Pilotların gündeme getirdiği bir diğer mesele de, pistlerin konumunun yarattığı aşırı yan rüzgar problemi. Türk Hava Yolları’nın rüzgar limitleriyle ilgili bir düzenleme yaptığı ve 17 Mayıs’taki ‘küçük kriz’ sayılmazsa şimdiye kadar büyük bir problem yaşanmadığını söyleyen pilotlar, gelecek günlerden ise umutlu değil. Pilotlardan bir diğeri, “Kış mevsimi ile beraber rüzgarın şiddetlenmesi ve hava durumunun sertliğini göz önüne alırsak işlerin hiç kolay olmayacağını düşünüyorum” diyor.
“107 gün fırtınalı, 65 gün yoğun bulutlu”
ÇED raporuna göre de havalimanının bulunduğu bölge yılın 107 günü fırtınalı, 65 günü ise yoğun bulutlu. Bu da hava taşımacılığı ve piste iniş ve kalkışların fiziksel çevre şartları bakımından sorun yaratabilir.
Havalimanının inşaatı öncesinde pistlerin konumuna dair uyarılar ve önerilerde bulunan İTÜ Uzay ve Uçak Mühendisliği Fakültesi Meteoroloji Bölümünden Prof. Dr. Mikdat Kadıoğlu da, doğu-batı yönünde pist yapılmasının savunulacak bir yanı olmadığını belirterek geçen hafta Gazete Duvar’a yaptığı açıklamada şunlara dikkat çekmişti:
“İdeal pist, çapraz rüzgârdan etkilenmeyen pist demektir. Toplam altı pist planlandı diye biliyorum. Bir tanesi doğu-batı pisti. Onun kesinlikle yapılmaması lazım. Tüm rüzgârlara açık bir pist o. Yeni yapılacak pistlerin, yapılan iki pistin avantajları ve dezavantajları dikkate alınarak yeniden planlanması lazım. Uçaklar hangi yönlerde rüzgâr problemi yaşıyorsa ona göre farklı pistler yapılabilir. Uçaklar çapraz rüzgârın daha düşük olduğu bir piste inip kalkabilir.”
“Ciddi bir olay olmaması, yeni havalimanı için kaçınılmaz”

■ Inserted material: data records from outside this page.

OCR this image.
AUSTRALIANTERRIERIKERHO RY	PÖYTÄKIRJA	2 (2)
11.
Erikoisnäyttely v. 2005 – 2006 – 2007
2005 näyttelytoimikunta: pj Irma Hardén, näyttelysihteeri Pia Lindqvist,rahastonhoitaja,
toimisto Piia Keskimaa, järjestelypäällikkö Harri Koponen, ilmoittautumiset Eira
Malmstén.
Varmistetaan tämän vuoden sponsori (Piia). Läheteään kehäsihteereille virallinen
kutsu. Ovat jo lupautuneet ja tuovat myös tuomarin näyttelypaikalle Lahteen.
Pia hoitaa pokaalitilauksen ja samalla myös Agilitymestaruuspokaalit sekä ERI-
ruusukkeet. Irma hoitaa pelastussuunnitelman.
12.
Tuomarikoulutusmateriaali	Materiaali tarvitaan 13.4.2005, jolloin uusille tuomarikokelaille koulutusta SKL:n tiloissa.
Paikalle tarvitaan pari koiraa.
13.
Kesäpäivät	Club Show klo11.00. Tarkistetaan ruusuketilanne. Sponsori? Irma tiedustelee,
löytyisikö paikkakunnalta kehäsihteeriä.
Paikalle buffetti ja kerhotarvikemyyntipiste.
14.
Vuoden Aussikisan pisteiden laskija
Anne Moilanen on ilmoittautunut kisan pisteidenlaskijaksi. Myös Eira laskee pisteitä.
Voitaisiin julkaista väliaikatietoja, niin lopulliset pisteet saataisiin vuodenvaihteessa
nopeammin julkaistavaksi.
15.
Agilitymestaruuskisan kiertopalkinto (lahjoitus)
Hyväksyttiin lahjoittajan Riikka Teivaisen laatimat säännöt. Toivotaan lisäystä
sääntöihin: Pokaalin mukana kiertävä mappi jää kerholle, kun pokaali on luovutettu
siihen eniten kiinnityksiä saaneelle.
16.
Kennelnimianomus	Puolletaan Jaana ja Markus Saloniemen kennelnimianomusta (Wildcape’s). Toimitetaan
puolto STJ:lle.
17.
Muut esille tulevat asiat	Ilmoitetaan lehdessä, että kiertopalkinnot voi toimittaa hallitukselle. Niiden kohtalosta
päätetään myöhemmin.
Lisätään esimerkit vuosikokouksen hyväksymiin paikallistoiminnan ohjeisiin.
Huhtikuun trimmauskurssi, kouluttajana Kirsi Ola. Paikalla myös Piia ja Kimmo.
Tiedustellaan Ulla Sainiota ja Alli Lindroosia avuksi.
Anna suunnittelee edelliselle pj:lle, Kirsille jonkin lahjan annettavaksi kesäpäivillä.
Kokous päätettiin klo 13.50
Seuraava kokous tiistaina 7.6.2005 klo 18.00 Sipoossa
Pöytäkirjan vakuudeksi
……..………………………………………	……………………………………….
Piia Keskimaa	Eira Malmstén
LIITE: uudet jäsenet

İstanbul Havalimanı’nın kuşların göç yolları üzerine kurulacağı da, kuzeyden gelen rüzgarların uçuşları etkileyeceği de bölgede inşaata başlanmadan önce biliniyordu. Uzmanlar, hazırladıkları onlarca sayfalık raporda bunlara dikkat çekmiş, uyarılarda bulunmuştu; ancak değişen bir şey olmadı.
Artık onlar da pek konuşmak, zaten yıllar önce söyledikleri şeyi bir kez daha tekrarlamak istemiyorlar. Ancak pilotlardan birinin sözlerine yaptığı son ek, durumun ne kadar ciddi olduğunu ve adım atmanın ne kadar elzem olduğunu gözler önüne seriyor:
“Her gün pist başında yaptığımız bekleme, alana ulaşırken yaşadığımız sorunlar, alışık olmadığımız yol arkadaşları, ilerleyen günlerde işlerin daha da zorlaşacağı beklentimiz… Pilotlar olarak yeni meydanda operasyon çok yoruyor. Her gün yorgun uçuyoruz. Normalde 4 bacak uçuşu dikkat dağılması yaşamadan tamamlarken bu meydanda yaptığımız uçuşlarda üçüncü bacaktan itibaren performansımız fazlasıyla düşüyor. Umarım olmaz ama sanırım ciddi bir olay olmaması, yeni havalimanı için kaçınılmaz.”